Who could have foreseen any of this? Certainly not the mysterious person, a certain ‘Citoyen Garron,’ who had gifted a manuscript of the Éléments de physiologie to the Revolutionary department of public education, the ‘Comité d’instruction publique,’ at the height of the Terror in March 1794. There are a lot of things we don’t know: we don’t know who this person was or whether ‘Garron’ was a pseudonym, we don’t know why the very carefully kept records of manuscripts received by the Comité d’instruction publique do not mention it, and although we do know that it isn’t still in the repository of the Comité d’instruction publique, we don’t know why or or by whom it was removed or how it ended up in the effects of freemason Jean-Pierre Moët of Versailles in 1806. Nor do we know the identity of the ‘Pottier’ who bought it in March 1846 or where it is now.

It is between the fragments of information that we do have that I have been working, using Diderot scholar Hippolyte Walferdin’s reliable description of his examination of the manuscript in 1838 to think about who could have sent it in the first place, who kept it under wraps, and who might have been reading it.
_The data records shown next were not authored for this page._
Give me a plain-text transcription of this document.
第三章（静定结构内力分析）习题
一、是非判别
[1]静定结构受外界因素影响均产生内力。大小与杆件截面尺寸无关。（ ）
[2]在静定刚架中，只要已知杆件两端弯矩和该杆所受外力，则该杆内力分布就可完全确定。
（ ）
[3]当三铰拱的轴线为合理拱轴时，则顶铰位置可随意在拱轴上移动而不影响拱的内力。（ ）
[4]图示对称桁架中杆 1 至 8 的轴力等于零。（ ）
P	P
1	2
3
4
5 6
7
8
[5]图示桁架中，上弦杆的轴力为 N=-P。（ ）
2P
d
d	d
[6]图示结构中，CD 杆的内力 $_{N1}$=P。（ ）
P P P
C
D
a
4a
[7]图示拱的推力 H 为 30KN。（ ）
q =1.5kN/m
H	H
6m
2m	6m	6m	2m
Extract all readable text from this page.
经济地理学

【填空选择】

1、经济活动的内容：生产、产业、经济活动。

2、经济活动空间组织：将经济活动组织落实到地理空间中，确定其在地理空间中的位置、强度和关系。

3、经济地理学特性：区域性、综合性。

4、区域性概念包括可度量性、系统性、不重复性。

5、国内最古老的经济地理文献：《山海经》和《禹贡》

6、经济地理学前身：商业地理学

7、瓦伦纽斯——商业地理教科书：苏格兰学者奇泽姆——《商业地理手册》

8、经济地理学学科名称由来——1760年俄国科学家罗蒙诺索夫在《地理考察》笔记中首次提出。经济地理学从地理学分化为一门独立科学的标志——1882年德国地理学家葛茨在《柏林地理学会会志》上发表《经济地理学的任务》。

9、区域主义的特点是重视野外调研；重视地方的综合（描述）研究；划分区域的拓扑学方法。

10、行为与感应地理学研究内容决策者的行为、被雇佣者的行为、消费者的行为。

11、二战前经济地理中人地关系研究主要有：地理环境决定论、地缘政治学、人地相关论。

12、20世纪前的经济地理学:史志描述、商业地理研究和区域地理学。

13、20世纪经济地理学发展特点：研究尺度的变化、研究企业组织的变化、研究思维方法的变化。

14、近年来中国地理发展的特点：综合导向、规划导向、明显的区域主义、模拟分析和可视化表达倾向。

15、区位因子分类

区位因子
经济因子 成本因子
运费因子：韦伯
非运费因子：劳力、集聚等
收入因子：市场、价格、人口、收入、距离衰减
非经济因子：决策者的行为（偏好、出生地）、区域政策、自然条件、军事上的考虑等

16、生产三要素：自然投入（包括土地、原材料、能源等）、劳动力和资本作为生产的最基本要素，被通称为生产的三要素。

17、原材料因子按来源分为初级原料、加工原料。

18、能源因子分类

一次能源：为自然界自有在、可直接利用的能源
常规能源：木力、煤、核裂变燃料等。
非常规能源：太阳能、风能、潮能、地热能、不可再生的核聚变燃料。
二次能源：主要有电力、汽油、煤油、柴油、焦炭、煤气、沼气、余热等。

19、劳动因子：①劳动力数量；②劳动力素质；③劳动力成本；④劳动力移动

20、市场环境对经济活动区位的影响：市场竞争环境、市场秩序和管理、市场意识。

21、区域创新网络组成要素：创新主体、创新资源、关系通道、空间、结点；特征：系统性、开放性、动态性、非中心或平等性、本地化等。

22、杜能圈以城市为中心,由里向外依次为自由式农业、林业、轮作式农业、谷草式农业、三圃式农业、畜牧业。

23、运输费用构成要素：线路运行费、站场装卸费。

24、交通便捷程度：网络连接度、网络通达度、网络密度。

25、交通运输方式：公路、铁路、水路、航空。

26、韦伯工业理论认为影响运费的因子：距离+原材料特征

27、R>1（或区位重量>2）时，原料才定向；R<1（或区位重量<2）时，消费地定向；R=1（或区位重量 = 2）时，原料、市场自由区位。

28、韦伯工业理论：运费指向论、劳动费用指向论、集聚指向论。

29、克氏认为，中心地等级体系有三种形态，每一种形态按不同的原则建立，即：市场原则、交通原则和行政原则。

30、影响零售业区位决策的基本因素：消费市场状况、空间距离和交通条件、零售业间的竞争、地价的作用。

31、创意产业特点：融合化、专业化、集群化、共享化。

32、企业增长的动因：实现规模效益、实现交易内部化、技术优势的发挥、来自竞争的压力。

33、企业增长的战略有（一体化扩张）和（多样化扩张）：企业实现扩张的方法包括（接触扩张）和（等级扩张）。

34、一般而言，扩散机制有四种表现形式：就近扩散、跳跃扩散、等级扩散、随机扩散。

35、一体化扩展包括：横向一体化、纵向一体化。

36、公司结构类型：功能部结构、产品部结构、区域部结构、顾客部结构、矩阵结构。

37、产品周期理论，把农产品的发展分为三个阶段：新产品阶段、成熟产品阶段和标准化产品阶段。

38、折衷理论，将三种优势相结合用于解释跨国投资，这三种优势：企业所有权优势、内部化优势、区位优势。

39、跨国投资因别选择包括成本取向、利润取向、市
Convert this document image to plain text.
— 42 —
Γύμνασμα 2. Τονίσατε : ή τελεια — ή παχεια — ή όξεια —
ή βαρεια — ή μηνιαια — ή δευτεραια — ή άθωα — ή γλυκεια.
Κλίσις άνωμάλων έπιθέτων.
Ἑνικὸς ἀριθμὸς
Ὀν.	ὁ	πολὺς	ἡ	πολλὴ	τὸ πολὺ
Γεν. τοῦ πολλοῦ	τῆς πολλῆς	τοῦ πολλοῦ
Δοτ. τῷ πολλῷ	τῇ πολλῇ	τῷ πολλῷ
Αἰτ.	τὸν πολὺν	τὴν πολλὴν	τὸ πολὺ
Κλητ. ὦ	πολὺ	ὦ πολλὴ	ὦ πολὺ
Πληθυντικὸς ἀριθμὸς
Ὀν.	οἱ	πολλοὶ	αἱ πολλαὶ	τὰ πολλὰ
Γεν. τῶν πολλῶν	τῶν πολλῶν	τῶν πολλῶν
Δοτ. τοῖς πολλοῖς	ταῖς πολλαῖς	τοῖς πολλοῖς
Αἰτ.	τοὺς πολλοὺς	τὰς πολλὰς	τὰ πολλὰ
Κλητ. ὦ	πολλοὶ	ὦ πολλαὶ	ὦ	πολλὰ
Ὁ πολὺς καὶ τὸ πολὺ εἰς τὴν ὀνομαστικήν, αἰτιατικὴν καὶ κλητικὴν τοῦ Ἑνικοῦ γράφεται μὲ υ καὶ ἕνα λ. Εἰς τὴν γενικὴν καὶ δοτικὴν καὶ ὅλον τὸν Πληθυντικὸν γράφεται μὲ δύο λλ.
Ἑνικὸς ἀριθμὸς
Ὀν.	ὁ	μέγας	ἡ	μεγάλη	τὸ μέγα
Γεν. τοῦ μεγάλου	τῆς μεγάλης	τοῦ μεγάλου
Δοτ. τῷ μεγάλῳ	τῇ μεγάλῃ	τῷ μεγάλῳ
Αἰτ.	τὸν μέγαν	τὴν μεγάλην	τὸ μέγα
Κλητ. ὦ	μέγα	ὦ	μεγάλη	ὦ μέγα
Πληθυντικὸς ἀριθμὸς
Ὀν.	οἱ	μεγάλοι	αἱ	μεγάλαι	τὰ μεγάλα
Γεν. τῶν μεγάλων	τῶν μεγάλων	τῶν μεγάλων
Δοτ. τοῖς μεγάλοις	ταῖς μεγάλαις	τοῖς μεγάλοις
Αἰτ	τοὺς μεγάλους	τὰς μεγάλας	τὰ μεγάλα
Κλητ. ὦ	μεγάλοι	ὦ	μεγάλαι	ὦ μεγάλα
What seems likely is that prominent philosophes close to the Revolutionary government, lecturing on theories of consciousness in 1795 at the newly-established École normale and then in the Institut national, founded the same year, were using material from Diderot’s Éléments de physiologie without ever saying so. The tense context means that this is far from being a case of plagiarism even though the textual evidence suggests that these philosophes, Garat, Destutt de Tracy, and Cabanis, did use his work and did pass it off as their own. My argument is that they were protecting it at a time when to attribute it to Diderot would have meant that their own lectures would have been closed down (Garat’s almost were anyway), and their Diderotian line of research halted. Instead, through Cabanis and Destutt de Tracy, the highly contentious theories of consciousness, memory, and imagination that Diderot had been developing were pursued through and by them, carefully buried in mountains of repetitive prose, and became very influential.

Would it have mattered to Diderot that his name wasn’t on them? Should it matter to us? I don’t think so at all. He wrote again and again about the transformation of ideas from one person to another, he thought about the transformation of bodies and even species over time. Perhaps he would just have found it funny and interesting that the afterlives of some of his most explosive ideas were ensured by their transformation into laborious prose. And for those of us who read his work now and who are interested in literary and intellectual history, it is both fascinating and salutory to reconstitute the story of that work. Is this the march of knowledge, the whiggish progress of the past towards its flourishing in a triumphant present? Hardly. Instead we learn of the fragility of transmission, the cruelty and weirdness of historical accident, the ease with which painstakingly-acquired knowledge or carefully-crafted writings could be lost and require inventive custodianship. Perhaps we simultaneously heave one sigh in agreement with this dispiriting truth and another in eye-rolling exasperation at this pious conclusion, but whichever it is, let me end with a different unforeseen consequence and surprising transformation.


Here it is, Michel Van Loo’s 1767 portrait of Diderot in a new guise, as an embroidery by talented 2020-21 finalist student Rosemary Smart. What a fine and joyful transformation! May there be many more.